Até certo ponto decalcada do seu modelo inglês, a Granta
portuguesa acaba por ser um pouco mais confinada à “coisa”
literária, ainda que inclua imagens por alguns dos mais conceituados
ilustradores portugueses. Dito isto, porém, e apesar do prémio
atribuído a João Fazenda, mesmo uma rápida consulta demonstrará
que as mais das vezes essas mesmas imagens acabam por estar
subsumidas aos princípios temáticos da publicação, e menos
propensas a ganhar uma dimensão autónoma e conceptual como poderiam
ter. Daí que o “direito à cidadania” da banda desenhada seja
algo limitada e se tenha pautado pela força de circunstâncias e
proximidade editorial dos autores, e não propriamente por uma
abertura genuína e procura editorial por um diálogo, por exemplo,
entre as pesquisas da literatura e da banda desenhada pelos temas
propostos a cada número. (Mais)
Não
podemos aqui dar início à problemática recepção das revistas,
jornais e suplementos literários à banda desenhada, quase sempre
atreitos aos objectos de maior circulação comercial ou exposição
mediática, ao ponto de confundir esses textos populares com todo o
modo, nem novamente a uma dessas diatribes superficiais de que essa
situação apenas ocorreria nos meios de comunicação nacionais. No
entanto, não há dúvida de que em mercados mais musculados e
sofisticados, a discussão da banda desenhada se faz entre textos e
não propriamente entre “meios”. Isto é, se o interesse de um
determinado órgão se atreita a determinados temas, a pesquisas
formais, a explorações estéticas, a capacidade de observação do
espírito humano, etc., então haverá uma sensibilidade aliada à
informação que seja capaz de procurar, na banda desenhada, os
objectos mais adequados a esse mesmo diálogo. Mas num círculo onde
as coisas acabam por ser algo mais confinadas, a falta de diversidade
é sublinhada.
A dupla
criativa entre Filipe Melo e Juan Cavia tentaram responder ao tema
unificado do número 9 da Granta, que era o de “Comer/Beber”,
mas por força das circunstâncias apenas conseguiram submeter a
história em torno do primeiro termo, com 24 páginas, “Sleepwalk”.

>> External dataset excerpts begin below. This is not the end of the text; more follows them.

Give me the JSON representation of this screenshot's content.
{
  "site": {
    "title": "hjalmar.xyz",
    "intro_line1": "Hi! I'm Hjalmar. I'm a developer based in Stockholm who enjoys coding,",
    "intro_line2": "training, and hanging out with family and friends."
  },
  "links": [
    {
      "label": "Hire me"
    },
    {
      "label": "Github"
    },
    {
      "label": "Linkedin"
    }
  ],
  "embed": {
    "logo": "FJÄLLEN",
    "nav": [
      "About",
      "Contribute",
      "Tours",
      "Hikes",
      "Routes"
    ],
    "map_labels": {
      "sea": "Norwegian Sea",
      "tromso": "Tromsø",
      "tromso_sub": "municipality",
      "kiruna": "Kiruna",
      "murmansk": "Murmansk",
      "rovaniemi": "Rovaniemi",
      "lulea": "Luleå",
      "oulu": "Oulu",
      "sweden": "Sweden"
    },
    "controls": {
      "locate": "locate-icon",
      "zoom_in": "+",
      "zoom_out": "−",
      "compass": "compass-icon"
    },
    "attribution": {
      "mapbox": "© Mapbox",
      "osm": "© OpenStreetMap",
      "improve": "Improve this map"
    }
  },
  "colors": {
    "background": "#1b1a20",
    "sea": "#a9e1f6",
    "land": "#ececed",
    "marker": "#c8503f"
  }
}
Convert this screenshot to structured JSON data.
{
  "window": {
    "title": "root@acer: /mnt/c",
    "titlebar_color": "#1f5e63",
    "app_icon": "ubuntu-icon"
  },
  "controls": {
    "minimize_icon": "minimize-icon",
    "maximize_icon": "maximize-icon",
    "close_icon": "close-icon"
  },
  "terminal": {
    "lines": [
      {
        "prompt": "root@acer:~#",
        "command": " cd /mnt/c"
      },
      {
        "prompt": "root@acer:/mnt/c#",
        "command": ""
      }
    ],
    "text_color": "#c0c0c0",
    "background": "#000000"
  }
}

Este livro junta as duas peças, porém, sendo a história
“Majowski”, de 28 páginas, focada no acto de beber. A forma como
cada uma se alia ao tema é relativamente simples, aquela em torno de
uma tarte de maçã, esta numa garrafa de champagne. Uma das regras
que usualmente se podem cumprir com segurança na criação de uma
narrativa é que mais vale partir de uma ideia convencional para
depois explodi-la do que começar com algo absolutamente fantástico
e acabar por acabar por encaixar numa categoria expectável. Ora, o
interesse destas histórias estará menos concentrado nos objectos em
si – a tarte a a garrafa – do que em todos os valores humanos que
são tecidos em torno deles, valores que implicam memórias, laços
de família, momentos de segurança e felicidade, a possibilidade de
lançar alguma esperança mesmo nos piores momentos, ou sentir alguma
força face à adversidade menos conquistável.
“Majowski”,
baseado numa memória familiar de Beatrice Schilling (Nádia
Schilling co-assina o argumento com Melo), roda em torno de um polaco
que é dono de um restaurante/cabaret em Berlim durante os anos da 2º
Guerra, obrigado a servir aos esbirros nazis que o desprezavam a ele
e aos seus. Pequeno relato dos modos como se consegue sobreviver
mesmo sob a bota do inimigo, o objecto afectivo em causa, a garrafa
de champanhe, acaba por ganhar uma espécie de papel de
consubstanciação dos valores da resistência, hombridade, orgulho e
dignidade humanas, sobretudo quando face a quem a descarta em nome de
um poder advindo da força dos números. “Sleepwalk” é uma
concentrada narrativa, e sensível, também em torno da dignidade e
empatia humanas, mesmo onde julgávamos que evaporasse por completo.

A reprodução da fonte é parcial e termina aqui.